Saves the FAISS index to disk for future use.

#!/usr/bin/env python

import json
import re
import os
from datetime import datetime
from langchain_community.document_loaders import JSONLoader
from langchain_openai import OpenAIEmbeddings  # Updated import
from langchain_community.vectorstores import FAISS
from langchain.schema import Document  # Import Document class

# Define jq schema to extract relevant fields from the JSON
jq_schema = ".[] | {page_content: .content, metadata: {id: .id, date: .date}}"

# Initialize the JSONLoader with the schema
loader = JSONLoader("full_emails.json", jq_schema=jq_schema, text_content=False)
documents = loader.load()

# Initialize OpenAI embeddings
embeddings = OpenAIEmbeddings()

# Clean email content function
def clean_content(text):
    text = re.sub(r'http\S+', '', text)  # Remove URLs
    text = re.sub(r'-{2,}', '-', text)  # Replace sequences of dashes with one dash
    text = re.sub(r'(unsubscribe.*|learn why we included.*|you are receiving.*)', ''
                                                    , text, flags=re.IGNORECASE)
    text = re.sub(r'\[image:.*?\]|\&\w+;', '', text)  # Remove HTML entities
    return re.sub(r'\s+', ' ', text).strip()  # Remove extra spaces

# Convert the cleaned content into Document objects
processed_docs = []
for doc in documents:
    try:
        content_data = json.loads(doc.page_content)  # Parse content
        content = clean_content(content_data.get("page_content", "No Content"))
        metadata = content_data.get("metadata", {})
        email_id = metadata.get("id", "Unknown ID")
        timestamp = int(metadata.get("date", 0)) / 1000  # Convert to seconds
        date = datetime.fromtimestamp(timestamp).isoformat() if timestamp > 0 else "Unknown"

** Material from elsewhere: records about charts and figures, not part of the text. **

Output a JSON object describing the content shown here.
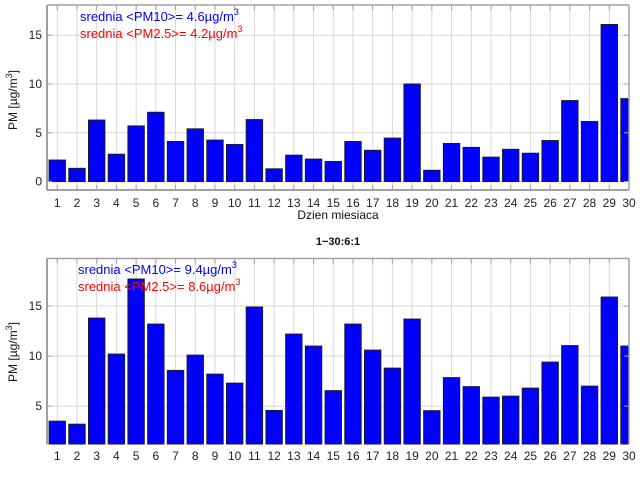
{
  "colors": {
    "bar": "#0000ff",
    "bar_edge": "#1a1a2e",
    "grid": "#d8d8d8",
    "axis": "#a0a0a0",
    "pm10_text": "#0000ff",
    "pm25_text": "#ff0000"
  },
  "chart_data": [
    {
      "type": "bar",
      "title": "",
      "xlabel": "Dzien miesiaca",
      "ylabel": "PM [µg/m³]",
      "ylabel_main": "PM [µg/m",
      "ylabel_sup": "3",
      "ylabel_end": "]",
      "categories": [
        "1",
        "2",
        "3",
        "4",
        "5",
        "6",
        "7",
        "8",
        "9",
        "10",
        "11",
        "12",
        "13",
        "14",
        "15",
        "16",
        "17",
        "18",
        "19",
        "20",
        "21",
        "22",
        "23",
        "24",
        "25",
        "26",
        "27",
        "28",
        "29",
        "30"
      ],
      "values": [
        2.2,
        1.35,
        6.3,
        2.8,
        5.7,
        7.1,
        4.1,
        5.4,
        4.25,
        3.8,
        6.35,
        1.3,
        2.7,
        2.3,
        2.05,
        4.1,
        3.2,
        4.45,
        10.0,
        1.15,
        3.9,
        3.5,
        2.5,
        3.3,
        2.9,
        4.2,
        8.3,
        6.15,
        16.1,
        8.5
      ],
      "yticks": [
        0,
        5,
        10,
        15
      ],
      "ylim": [
        -0.87,
        18.1
      ],
      "xlim": [
        0.48,
        30.0
      ],
      "grid": true,
      "annotations": [
        {
          "main": "srednia <PM10>= 4.6µg/m",
          "sup": "3",
          "series": "PM10"
        },
        {
          "main": "srednia <PM2.5>= 4.2µg/m",
          "sup": "3",
          "series": "PM2.5"
        }
      ],
      "x_axis_line": true
    },
    {
      "type": "bar",
      "title": "1−30:6:1",
      "xlabel": "",
      "ylabel": "PM [µg/m³]",
      "ylabel_main": "PM [µg/m",
      "ylabel_sup": "3",
      "ylabel_end": "]",
      "categories": [
        "1",
        "2",
        "3",
        "4",
        "5",
        "6",
        "7",
        "8",
        "9",
        "10",
        "11",
        "12",
        "13",
        "14",
        "15",
        "16",
        "17",
        "18",
        "19",
        "20",
        "21",
        "22",
        "23",
        "24",
        "25",
        "26",
        "27",
        "28",
        "29",
        "30"
      ],
      "values": [
        3.5,
        3.2,
        13.8,
        10.2,
        17.7,
        13.2,
        8.57,
        10.1,
        8.2,
        7.3,
        14.9,
        4.57,
        12.2,
        11.0,
        6.55,
        13.2,
        10.6,
        8.8,
        13.7,
        4.55,
        7.85,
        6.95,
        5.9,
        6.0,
        6.8,
        9.4,
        11.05,
        7.0,
        15.9,
        11.0
      ],
      "yticks": [
        5,
        10,
        15
      ],
      "ylim": [
        1.17,
        19.75
      ],
      "xlim": [
        0.48,
        30.0
      ],
      "grid": true,
      "annotations": [
        {
          "main": "srednia <PM10>= 9.4µg/m",
          "sup": "3",
          "series": "PM10"
        },
        {
          "main": "srednia <PM2.5>= 8.6µg/m",
          "sup": "3",
          "series": "PM2.5"
        }
      ],
      "x_axis_line": false
    }
  ]
}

        # Create Document object
        processed_docs.append(
            Document(page_content=content, metadata={"id": email_id, "date": date})
        )

    except json.JSONDecodeError as e:
        print(f"Error parsing JSON content: {e}")

# Create FAISS vector store with the Document objects
vector_store = FAISS.from_documents(processed_docs, embeddings)

# Save the FAISS index to disk
faiss_index_path = "faiss_index"
vector_store.save_local(faiss_index_path)
print(f"FAISS index saved to '{faiss_index_path}'")

Explanation of the Code

This script processes a set of emails and builds a vector index for efficient search and retrieval using FAISS.

JSONLoader: Loads email data from the JSON file using the provided schema to extract content, ID, and timestamp.
Cleaning Content: The clean_content() function removes unwanted elements like URLs, extra dashes, and boilerplate text (e.g., unsubscribe messages).
Document Objects: Each email is converted into a Document object, which stores both the cleaned content and metadata.
OpenAI Embeddings: Generates vector embeddings for each document to enable similarity search.
FAISS Vector Store: Stores the documents' embeddings in a FAISS index for fast searching.
Saving the Index: The FAISS index is saved locally for future searches.

Output

When the script is run, it displays the following message:


FAISS index saved to 'faiss_index'

Conclusion

This script leverages OpenAI embeddings and the FAISS vector store to process and index email data, allowing for efficient similarity searches. This setup can be extended to support various document types or integrate with other machine learning models for advanced use cases.